Ada beberapa mobil yang sudah disiapkan untuk kami semua. Enam mobil di antaranya disediakan oleh Universitas Muhammadiyah Sorong (UMS). UMS merupakan salah satu PT swasta yang cukup diminati di Sorong, saat ini mahasiswanya sebanyak lima ribu lebih. Selain UMS, ada juga STKIP Muhammadiyah serta Sekolah Tinggi Agama Islam Negeri (STAIN), satu-satunya PTN di Sorong. Universitas swasta yang lain adalah Universitas Victory, Universitas Kristen Papua (UKIP), Poltek Saint Paul, IKIP Kristen Papua, dan sebagainya.

Kami bergerak menjemput rombongan Mendikbud di Hotel Royal Mamberamo. Tepatnya bukan menjemput, tapi bergabung. Bertemu dengan para pejabat kemdikbud yang lain. Juga bertemu Dr. Sukemi, staf ahli Mendikbud. Beramah-tamah sekedarnya, sebelum akhirnya konvoi bergerak menuju SD-SNP Satap Ninjemor 1, Distrik Moisegen, Kabupaten Sorong. Salah satu SD yang menjadi tempat mengajar para peserta SM-3T. Jaraknya sekitar 60 km, dua jam dari Kota Sorong.

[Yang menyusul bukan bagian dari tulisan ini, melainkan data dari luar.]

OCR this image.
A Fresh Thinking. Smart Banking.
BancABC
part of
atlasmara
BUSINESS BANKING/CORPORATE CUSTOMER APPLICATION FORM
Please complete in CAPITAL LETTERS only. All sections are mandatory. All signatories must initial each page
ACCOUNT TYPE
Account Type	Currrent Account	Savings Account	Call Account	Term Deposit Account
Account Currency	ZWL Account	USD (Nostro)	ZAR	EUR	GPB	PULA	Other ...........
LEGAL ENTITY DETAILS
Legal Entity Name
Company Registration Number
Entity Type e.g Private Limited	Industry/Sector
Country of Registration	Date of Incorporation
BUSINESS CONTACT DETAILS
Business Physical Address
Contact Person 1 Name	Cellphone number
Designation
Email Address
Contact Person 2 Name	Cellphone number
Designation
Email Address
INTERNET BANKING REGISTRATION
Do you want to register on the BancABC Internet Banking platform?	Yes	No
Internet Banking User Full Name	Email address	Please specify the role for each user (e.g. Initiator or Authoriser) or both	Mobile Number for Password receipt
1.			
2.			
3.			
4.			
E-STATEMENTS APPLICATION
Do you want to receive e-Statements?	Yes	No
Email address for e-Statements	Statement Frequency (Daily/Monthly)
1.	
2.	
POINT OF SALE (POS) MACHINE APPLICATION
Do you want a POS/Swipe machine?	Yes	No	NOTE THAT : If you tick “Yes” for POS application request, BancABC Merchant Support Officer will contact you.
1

Jalan menuju Kabupaten Sorong kebanyakan adalah jalan beraspal, cukup baik, dan beberapa bagian adalah jalur yang ramai. Sebagian lagi jalan berkelok-kelok, naik turun, berhutan, berbukit. Batas kota dan kabupaten, adalah Taman Wisata Alam (TWA), yang sampai saat ini konon masih menjadi sengketa, apakah TWA itu milik kota atau kabupaten. Di sepanjang jalan ditemui para penjual manggis, langsap, dan buah-buahan lain. Langsap merupakan buah asli Sorong, juga matoa dan durian. Sayang sekali saat ini sedang tidak musim matoa dan durian. Kalau durian bisa didapatkan di mana pun, tapi matoa bukanlah buah yang mudah diperoleh. Buah yang berwarna coklat tua, berkulit tebal, rasa dagingnya mirip kelengkeng itu, baru saya nikmati dua kali saja, saat seorang teman pulang dari Papua. Matoa, adalah hasil bumi khas Papua, selain buah merah, sarang semut dan daun gatal.

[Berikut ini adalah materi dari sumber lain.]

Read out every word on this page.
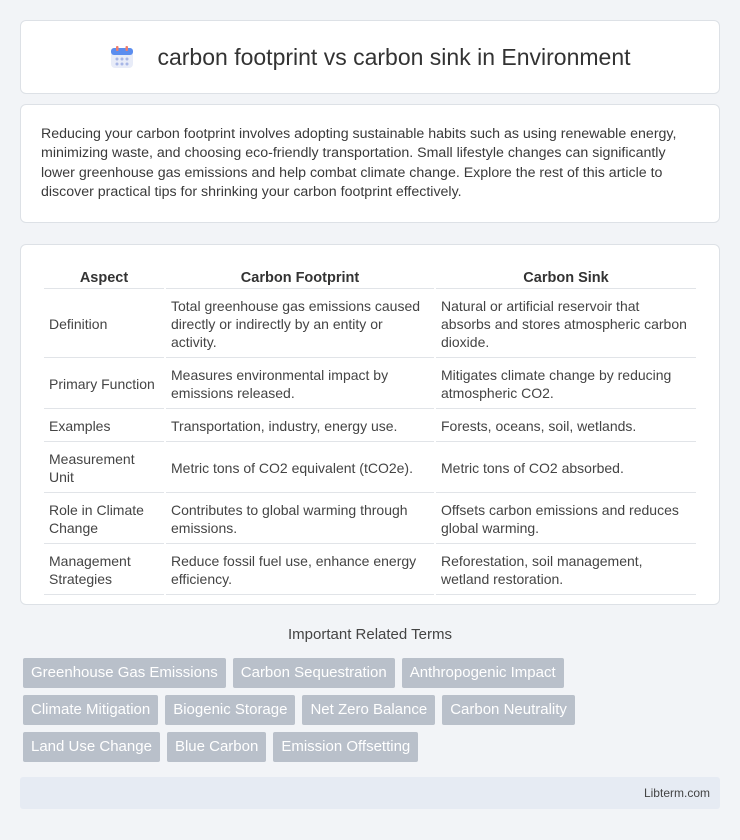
carbon footprint vs carbon sink in Environment

Reducing your carbon footprint involves adopting sustainable habits such as using renewable energy, minimizing waste, and choosing eco-friendly transportation. Small lifestyle changes can significantly lower greenhouse gas emissions and help combat climate change. Explore the rest of this article to discover practical tips for shrinking your carbon footprint effectively.

Aspect	Carbon Footprint	Carbon Sink
Definition	Total greenhouse gas emissions caused directly or indirectly by an entity or activity.	Natural or artificial reservoir that absorbs and stores atmospheric carbon dioxide.
Primary Function	Measures environmental impact by emissions released.	Mitigates climate change by reducing atmospheric CO2.
Examples	Transportation, industry, energy use.	Forests, oceans, soil, wetlands.
Measurement Unit	Metric tons of CO2 equivalent (tCO2e).	Metric tons of CO2 absorbed.
Role in Climate Change	Contributes to global warming through emissions.	Offsets carbon emissions and reduces global warming.
Management Strategies	Reduce fossil fuel use, enhance energy efficiency.	Reforestation, soil management, wetland restoration.
Important Related Terms
Greenhouse Gas Emissions	Carbon Sequestration	Anthropogenic Impact
Climate Mitigation	Biogenic Storage	Net Zero Balance	Carbon Neutrality
Land Use Change	Blue Carbon	Emission Offsetting
Libterm.com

Mobil kami melaju cepat. Berlomba dengan mendung tipis yang menggantung di langit. Sorong, bila tidak sedang hujan, suhunya panas sekali. Kata seorang teman dari Dikti, panasnya Makassar digabung Surabaya belum dapat Sorong. Syukurlah hari ini agak mendung, membantu mengurangi panas yang biasanya sangat menyengat.

Jalan antara kota dan kabupaten dulunya merupakan jalan yang rawan dengan tindak kekerasan pemalakan. Para pemalak kebanyakan adalah penduduk asli yang tinggal di hutan-hutan. Mabuk juga menjadi 'budaya', yang sering menimbulkan banyak kericuhan. Beberapa waktu yang lalu, gara-gara ulah orang mabuk yang memukul imam masjid, sempat menimbulkan pertikaian sengit yang menjurus ke SARA.  

Kabupaten Sorong merupakan daerah transmigrasi, mayoritas penduduknya adalah orang Jawa (Jawa Barat, Jawa Tengah, DIY, Jawa Timur). Para transmigran itu datang sejak tahun 1980-an. Yang membuat kabupaten Sorong ramai pada awalnya adalah para transmigran ini. Saat ini, masyarakatnya sudah sangat heterogen, Jawa, Ambon, Sulawesi, China, dan penduduk asli (suku Moi), Ayamaru dan dari suku yang lain. Selain suku Moi, semua suku di sini dianggap sebagai pendatang.  

Jalan mulus hanya sekitar tiga puluh menit saja, sisanya adalah jalan-jalan rusak. SP1, SP2, SP3 dan seterusnya adalah lebih popules untuk menyebut wilayah daripada nama desa. SP singkatan dari satuan pemukiman. Di wilayah SP3, ada sejunlah rumah yang bentuk dan ukurannya seragam, dibangun oleh departemen sosial untuk para penduduk asli. Namun rumah-rumah itu tidak semua ditempati, melainkan disewakan pada orang lain, dan mereka kembali hidup di hutan-hutan.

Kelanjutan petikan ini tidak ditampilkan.